Children learn through modeling behavior. Both men and women are vital to children’s emotional, social, and intellectual growth because males and females communicate, think, feel, react, respond, perceive, love, need, and appreciate differently.
Traditionally fathers have been the breadwinner, disciplinarians, and authority figures. But societal roles and boundaries have significantly shifted over the years. Today’s father has developed past the traditional model. What hasn’t changed is the role of being a dad and how dads affect and shape children.

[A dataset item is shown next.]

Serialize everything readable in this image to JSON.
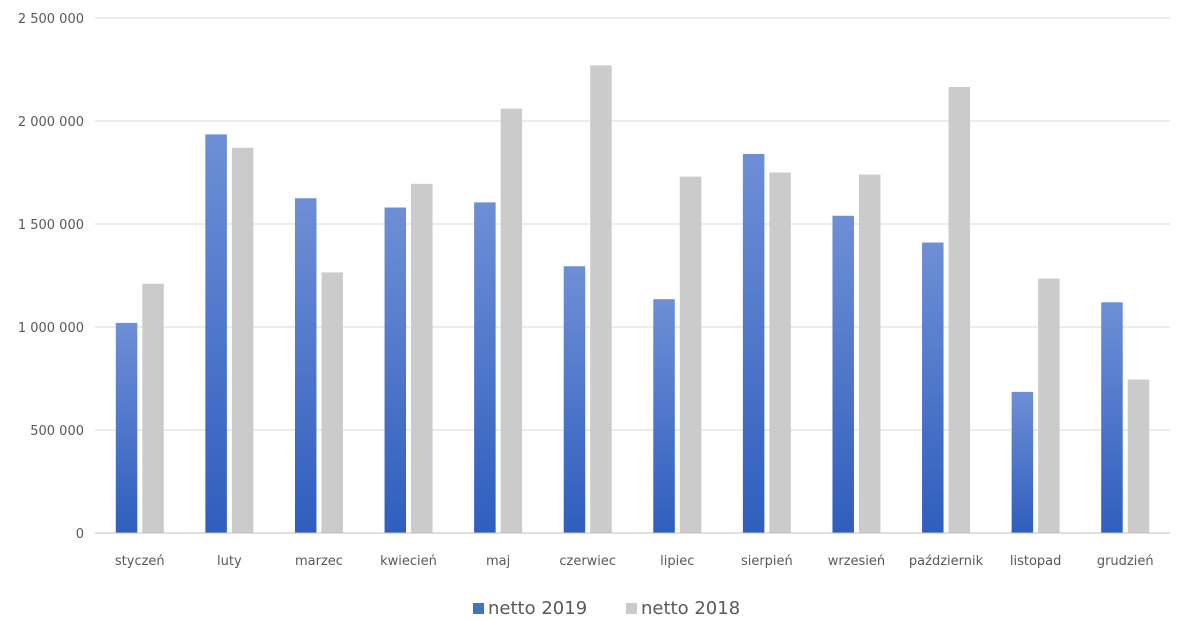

Presently, dads are significantly involved in parenting in a more direct, intimate, and present way. In fact, a present and involved father is key to better outcomes on nearly every measure of child’s wellbeing. According to Psychology Today, “Fathers are not just helpers for mothers but are important to children in their own right. For example, children with sensitive and supportive fathers have higher levels of social competence and better peer relationships. Children whose fathers provide them with learning materials and speak with them frequently perform better in school and have more advanced language skills.”
For my son, it is critical for me that my husband is involved in all parts of his life. He is a role model for him – showing my son what it truly means to be a well-rounded man and member of our society.
Fathers and father figures must truly lead by example. They must attend the soccer games and dance recitals, take the time out of their day to sit and help with homework, or listen to their children’s frustrations from school. According to research from the University of Wisconsin-Madison, “In numerous studies, positive father involvement is associated with children’s higher academic achievement; greater school readiness; stronger math and verbal skills; greater emotional security; higher self-esteem; fewer behavioral problems; and greater social competence than found among children who do not have caring, involved fathers.”
My son and my daughters are constantly watching how my husband treats others and they use that as a standard for their own lives. He is the measure by which they establish healthy male relationships. Children are always watching their parents, which is why what a father says and does matters.
Parents and parent figures must also raise their sons to understand their own worth and importance as a part of the family unit. Sons who take this responsibility seriously grow up to become good fathers. This expectation must be set at a young age, along with the standards we expect from our sons, which give them something to aspire to.
I urge everyone this Father’s Day to recognize the father and father figures in their lives with the gift of time, love, and appreciation. Be present, talk, and listen. Take the time to tell your dad or father figure just how much you appreciate his love and commitment to you over the years and how much you’ve learned from him. Let him know how much of a difference he’s made in your life.
And for those fathers who have fallen short, it is never too late to become the father you aspire to be or need to be for your children.
Happy Father’s Day to my dad, father-in-law, and husband.